Representatives from the state’s building trade association could not be immediately reached.

School clusters, groups of elementary and middle schools that feed into nearby high schools, that will spend the next year in moratorium are James Hubert Blake, Montgomery Blair, Albert Einstein and Walter Johnson high schools.

Entire school clusters are placed in moratorium when projected enrollment exceeds 120% of its capacity. Individual schools trigger moratorium when a single school’s projected enrollment is more than 120% of its capacity.

A moratorium does not prevent projects that have already received final approval from the Planning Board to proceed. Rather, a moratorium ensures additional residential projects are not approved.

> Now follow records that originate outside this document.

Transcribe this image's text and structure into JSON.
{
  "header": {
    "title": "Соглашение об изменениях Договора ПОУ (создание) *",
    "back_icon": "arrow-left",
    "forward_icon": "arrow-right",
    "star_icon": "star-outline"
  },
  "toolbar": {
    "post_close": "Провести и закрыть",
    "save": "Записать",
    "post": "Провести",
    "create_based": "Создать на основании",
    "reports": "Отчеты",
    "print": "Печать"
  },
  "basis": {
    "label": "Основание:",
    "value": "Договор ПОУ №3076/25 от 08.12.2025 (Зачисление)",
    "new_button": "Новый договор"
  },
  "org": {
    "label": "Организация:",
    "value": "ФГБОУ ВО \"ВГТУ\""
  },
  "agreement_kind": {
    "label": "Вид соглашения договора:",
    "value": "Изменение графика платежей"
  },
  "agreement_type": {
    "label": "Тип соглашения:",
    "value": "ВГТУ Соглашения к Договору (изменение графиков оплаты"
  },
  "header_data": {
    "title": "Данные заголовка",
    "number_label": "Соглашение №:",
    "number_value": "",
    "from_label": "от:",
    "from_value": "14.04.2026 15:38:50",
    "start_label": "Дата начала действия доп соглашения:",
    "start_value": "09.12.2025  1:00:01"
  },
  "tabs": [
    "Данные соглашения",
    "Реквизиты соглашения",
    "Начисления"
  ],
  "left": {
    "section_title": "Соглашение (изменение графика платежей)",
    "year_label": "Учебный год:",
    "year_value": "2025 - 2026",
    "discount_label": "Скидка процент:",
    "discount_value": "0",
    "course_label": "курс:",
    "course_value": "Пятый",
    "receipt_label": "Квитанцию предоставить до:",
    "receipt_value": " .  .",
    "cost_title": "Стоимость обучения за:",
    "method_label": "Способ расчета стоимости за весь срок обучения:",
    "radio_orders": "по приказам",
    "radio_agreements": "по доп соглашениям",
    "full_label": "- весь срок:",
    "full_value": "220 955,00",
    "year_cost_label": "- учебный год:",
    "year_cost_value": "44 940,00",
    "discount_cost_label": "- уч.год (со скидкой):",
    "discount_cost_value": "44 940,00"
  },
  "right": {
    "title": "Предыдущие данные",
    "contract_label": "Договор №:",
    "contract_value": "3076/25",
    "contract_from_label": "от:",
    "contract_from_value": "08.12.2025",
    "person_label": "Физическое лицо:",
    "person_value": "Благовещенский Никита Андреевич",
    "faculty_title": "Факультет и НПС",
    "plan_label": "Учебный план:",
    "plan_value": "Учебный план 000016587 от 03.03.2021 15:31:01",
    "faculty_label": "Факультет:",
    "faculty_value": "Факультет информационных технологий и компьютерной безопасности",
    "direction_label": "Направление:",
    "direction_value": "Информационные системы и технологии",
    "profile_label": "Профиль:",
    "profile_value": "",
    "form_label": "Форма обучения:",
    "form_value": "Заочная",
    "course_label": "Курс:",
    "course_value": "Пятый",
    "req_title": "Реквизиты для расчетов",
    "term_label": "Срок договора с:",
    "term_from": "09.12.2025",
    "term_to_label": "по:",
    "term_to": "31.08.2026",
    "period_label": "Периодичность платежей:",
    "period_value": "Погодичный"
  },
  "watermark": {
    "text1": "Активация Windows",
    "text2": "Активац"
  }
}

Elementary schools in moratorium areas and how many students over capacity they are:

• Burning Tree Elementary, Bethesda, 127 students
• Burnt Mills Elementary, Silver Spring, 277 students
• Clopper Mill Elementary, Germantown, 148 students
• Cloverly Elementary, Silver Spring, 143 students
• Farmland Elementary, Rockville, 183 students
• Highland View Elementary, Silver Spring, 114 students
• Lake Seneca Elementary, Germantown, 173 students
• Thurgood Marshall Elementary, Gaithersburg, 179 students
• William T. Page Elementary, Silver Spring, 289 students
• Judith A. Resnik Elementary, Gaithersburg, 154 students
• Sargent Shriver Elementary, Silver Spring, 167 students
• South Lake Elementary, Gaithersburg, 176 students
• Stonegate Elementary, Silver Spring, 161 students

There are 14 other schools that would be placed in moratorium due to severe crowding issues, but there are either placeholder or planned addition projects that spare them from the list. Clarksburg Elementary, for example, is at more than 200% of its capacity, but will not be placed in moratorium this year because a new elementary school is opening in the area in 2022 that will pull students from the school and ease crowding.

Additionally, two school clusters, Damascus and Rockville, and nine more schools are within 40 students of triggering a moratorium, putting increased pressure on the school system to plan and approve projects to ease crowding.

Bannockburn Elementary School, in the Walt Whitman High School cluster, was just one student shy of falling into moratorium this year.